For most of his life Emon Choudhury has not thought of himself as a runner – or even as someone interested in fitness. But a chance encounter with parkrun has transformed this. Because once Emon and his daughter had completed their first 5km event, they were hooked. Emon walked, pushing his daughter in the buggy. Before long he was raising vital funds for parkrun.
One Saturday morning, Emon Choudhury set out for a walk in the park with his baby daughter, Lilly. He was not expecting an encounter that would change his life. Lilly was just a few months old and was waking up early. To give his wife some much needed rest, Emon put his little girl in her buggy and headed for nearby Roberts Park, in Saltaire, West Yorkshire – just a few miles north of Bradford.
“I went to the park with my normal pram,” says Emon, “and I saw some people walking at the back of the parkrun. They invited me to walk with them and have a little chitchat. So that’s what I did.” Emon talked to the tail walkers and they told him all about parkrun. Emon decided to join in regularly. Initially walking and then after a while running, always pushing his daughter in the pram.
“I got more and more into parkrun,” says Emon, “and I started posting about it on my social media. I was saying: ‘I’ve discovered this amazing thing, parkrun.’ And everyone who responded was saying ‘Oh, where’ve you been for the last 15 years?’”
Emon says he was not fit when he started parkrun, but had been very adventurous as a youngster. And in 2020 he was one half of the team that won the second series of BBC show Race Across The World. In the show, Emon and his nephew Jamiul Choudhury (who he hadn’t seen in a decade) travelled from Mexico to Argentina to secure a £20,000 prize. They donated half of the prize money to children’s charities in South America. The contestants had almost no resources to help them make the journey. It was gruelling in parts, and so Emon is no stranger to pushing himself.

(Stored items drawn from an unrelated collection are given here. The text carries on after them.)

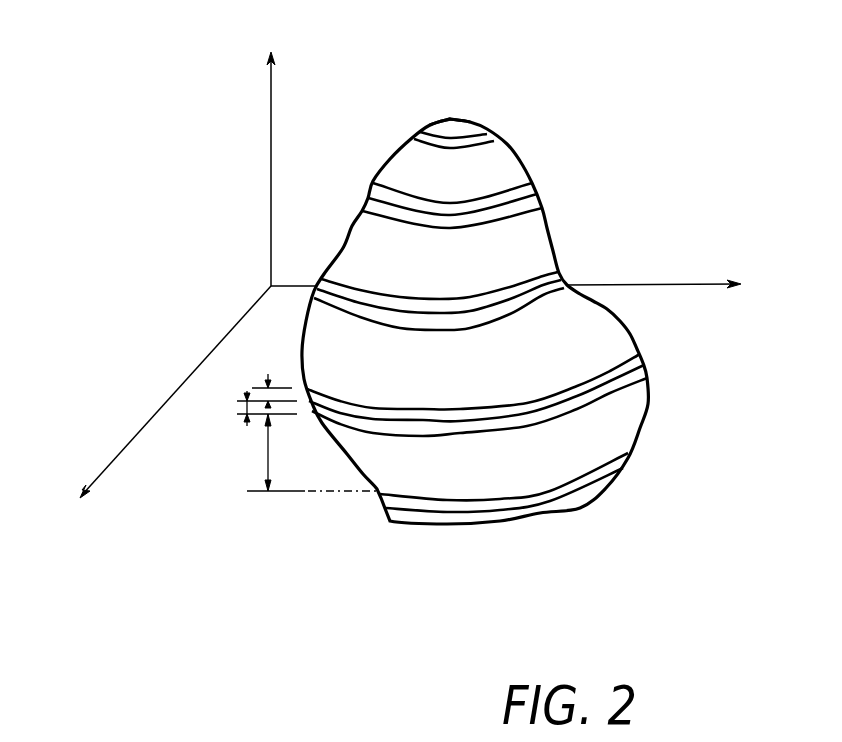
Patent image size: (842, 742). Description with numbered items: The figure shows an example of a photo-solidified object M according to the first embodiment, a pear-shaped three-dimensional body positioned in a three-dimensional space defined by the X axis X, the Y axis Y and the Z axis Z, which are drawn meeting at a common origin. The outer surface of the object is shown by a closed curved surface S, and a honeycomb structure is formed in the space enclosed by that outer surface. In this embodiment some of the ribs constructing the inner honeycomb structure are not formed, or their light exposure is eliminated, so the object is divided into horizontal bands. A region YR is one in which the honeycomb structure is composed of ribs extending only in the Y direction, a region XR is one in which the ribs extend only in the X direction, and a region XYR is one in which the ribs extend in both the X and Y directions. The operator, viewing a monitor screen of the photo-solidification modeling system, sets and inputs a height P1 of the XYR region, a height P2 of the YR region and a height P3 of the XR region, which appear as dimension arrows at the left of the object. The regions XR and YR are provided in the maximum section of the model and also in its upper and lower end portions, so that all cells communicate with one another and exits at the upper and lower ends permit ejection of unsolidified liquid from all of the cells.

The Z axis Z is at (265, 148).
The Y axis Y is at (518, 284).
The X axis X is at (166, 410).
The closed curved surface S is at (343, 246).
The photo-solidified object M is at (445, 111).
The XR region XR is at (478, 119).
The YR region YR is at (497, 140).
The XYR region XYR is at (515, 148).
The height of the XYR region P1 is at (298, 452).
The height of the YR region P2 is at (238, 408).
The height of the XR region P3 is at (268, 372).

By the time Emon walked his first parkrun, he had started running occasionally during the Covid-19 pandemic. But parkrun unlocked more than he could have imagined. “Really, the best thing that I enjoy is the camaraderie of parkrun,” he explains. “When I first joined there were 200 or 300 people at the Roberts Park parkrun. And they’re all my neighbours. In the 15 years that I’ve lived on my street, I’d never spoken to any of them. I’d say ‘hi’ and ‘bye’, but that’s about it.
When I went to parkrun, I’d think, ‘oh, you live at number 56’ or ‘you live at number 64’ and I’d get chatting to them. Now – fortunately – I know all my neighbours on first name terms. And that’s what parkrun has enabled me to do: to engage with my immediate community.”

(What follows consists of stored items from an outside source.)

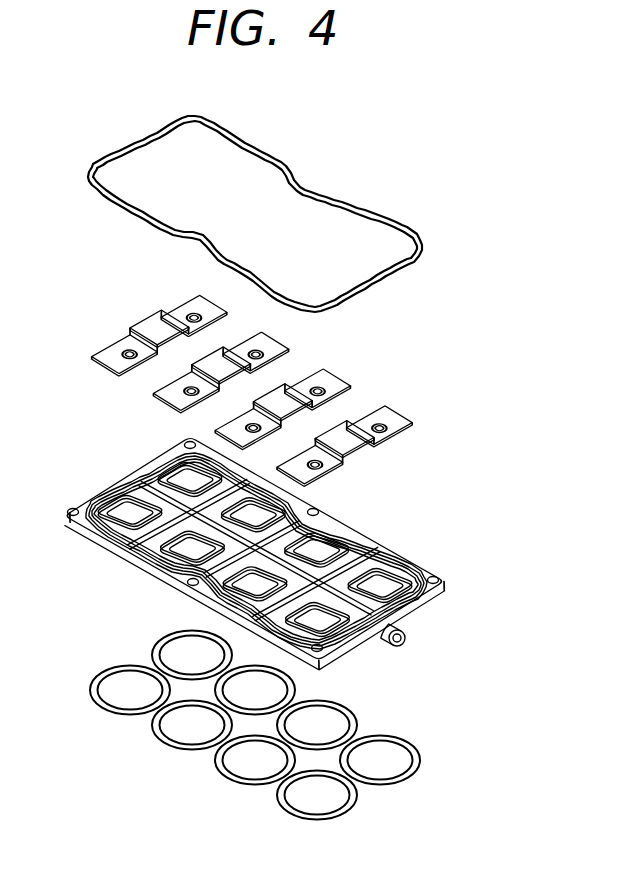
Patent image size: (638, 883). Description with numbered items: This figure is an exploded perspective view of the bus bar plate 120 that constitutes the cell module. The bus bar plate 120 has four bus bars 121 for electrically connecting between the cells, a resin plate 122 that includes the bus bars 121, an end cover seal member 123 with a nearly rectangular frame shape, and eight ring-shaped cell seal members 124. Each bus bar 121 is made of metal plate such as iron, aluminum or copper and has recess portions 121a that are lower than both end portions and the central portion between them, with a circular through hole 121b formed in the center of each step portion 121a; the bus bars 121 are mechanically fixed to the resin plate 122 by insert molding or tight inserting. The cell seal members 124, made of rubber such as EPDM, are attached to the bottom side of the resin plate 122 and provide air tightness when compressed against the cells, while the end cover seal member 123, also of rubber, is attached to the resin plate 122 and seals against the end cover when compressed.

The bus bar plate 120 is at (332, 136).
The bus bar 121 is at (291, 395).
The recess portion 121a is at (395, 432).
The circular through hole 121b is at (352, 420).
The resin plate 122 is at (437, 593).
The end cover seal member 123 is at (402, 223).
The cell seal member 124 is at (397, 737).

Emon has also become involved in the junior parkrun that takes place on Sunday mornings at Roberts Park. He says that he really enjoys going along to volunteer – always taking Lilly. He hopes that one day his daughter will want to take part in parkrun herself. But for now, Lilly is happy to be pushed around the course, giving her dad encouragement and instructions. In fact, Emon and his daughter recently completed their 100th parkrun together.
One aspect of parkrun that Emon has become very excited about is raising money for the charity. “I get places for a lot of marathons and half marathons,” says Emon, “and that gives me the option to raise money for a charity. And I didn’t know that parkrun is a charity – up until literally four or five weeks before the London Marathon.”

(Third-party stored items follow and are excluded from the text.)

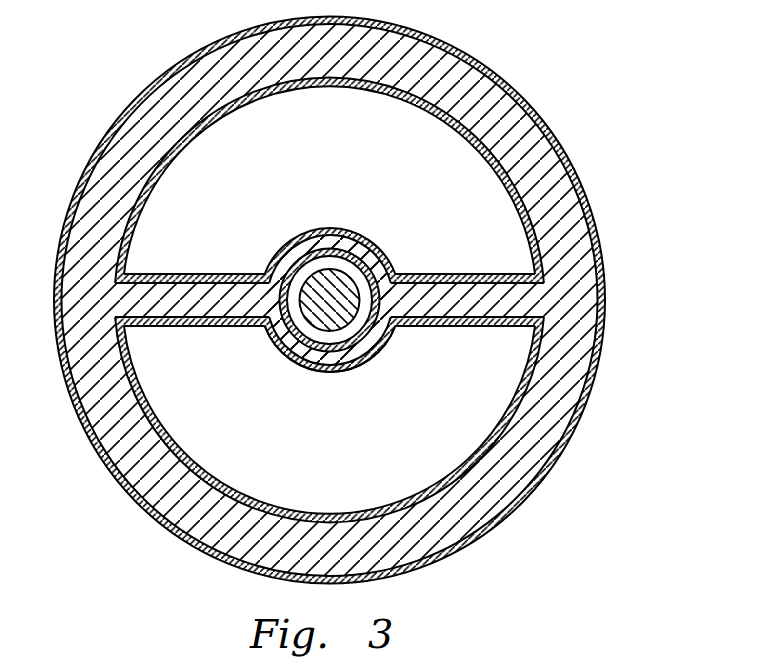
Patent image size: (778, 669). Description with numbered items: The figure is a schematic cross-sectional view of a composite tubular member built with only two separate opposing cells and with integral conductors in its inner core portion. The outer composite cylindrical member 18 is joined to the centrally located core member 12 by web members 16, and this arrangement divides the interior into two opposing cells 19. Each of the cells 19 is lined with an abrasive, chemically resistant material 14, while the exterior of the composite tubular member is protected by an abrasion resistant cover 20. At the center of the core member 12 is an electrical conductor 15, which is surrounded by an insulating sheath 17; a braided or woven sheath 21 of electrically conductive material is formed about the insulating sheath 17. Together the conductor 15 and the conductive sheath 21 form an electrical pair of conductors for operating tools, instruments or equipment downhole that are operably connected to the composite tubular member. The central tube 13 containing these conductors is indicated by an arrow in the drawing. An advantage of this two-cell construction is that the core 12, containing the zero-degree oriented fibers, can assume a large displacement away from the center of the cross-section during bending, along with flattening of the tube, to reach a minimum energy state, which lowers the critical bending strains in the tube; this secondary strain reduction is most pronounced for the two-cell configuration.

The core member 12 is at (372, 268).
The central tube 13 is at (367, 369).
The abrasive, chemically resistant material 14 is at (428, 107).
The electrical conductor 15 is at (300, 368).
The web members 16 is at (187, 273).
The insulating sheath 17 is at (288, 233).
The outer composite cylindrical member 18 is at (600, 239).
The opposing cells 19 is at (338, 166).
The abrasion resistant cover 20 is at (553, 129).
The braided or woven sheath 21 is at (347, 229).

Emon saw a post from parkrun explaining that the organisation was looking for people to raise money to support its work. “I said, ‘I’ll happily raise money for parkrun, because it has given me so much.’ So fundraising in the London Marathon was my first time. And since then I’ve done other events, like the Manchester 10k, the Comrades Ultra Marathon in South Africa and the Great North Run.”
Being really passionate about spreading the word that parkrun is a charity keeps Emon motivated. “If I never realised it was a charity, how many other people don’t know?”
Emon says that on the year he ran the London Marathon for parkrun, he was wearing a parkrun vest. “And people started asking why I was in a parkrun top,” he says. “So I told them: ‘It is a charity. How else do you think these events are put on? Each event costs money. And there are 1,250-odd events in the UK.’ I was raising money to keep it free, for everyone, forever. That was my aim, just to get the message out.”
Emon is passionate about parkrun. And he has a message for anyone who might be interested in going to their local event, but isn’t sure if it’s right for them. “I’d say you’ve got nothing to lose. It’s not going to cost you anything. You just have to take the leap. If I didn’t go to parkrun on a Saturday, I would probably be lying in bed. But with parkrun, it gets me out of bed. And afterwards you feel like you’ve accomplished so much and it’s only 11 o’clock. It’s revolutionised my weekends. And I feel that I’ve bonded with my daughter, because we’ve got parkrun. She knows that every Saturday morning she’s going to parkrun with me. She’ll meet all her friends and I’ll meet all my friends and we have a little jog around the park.”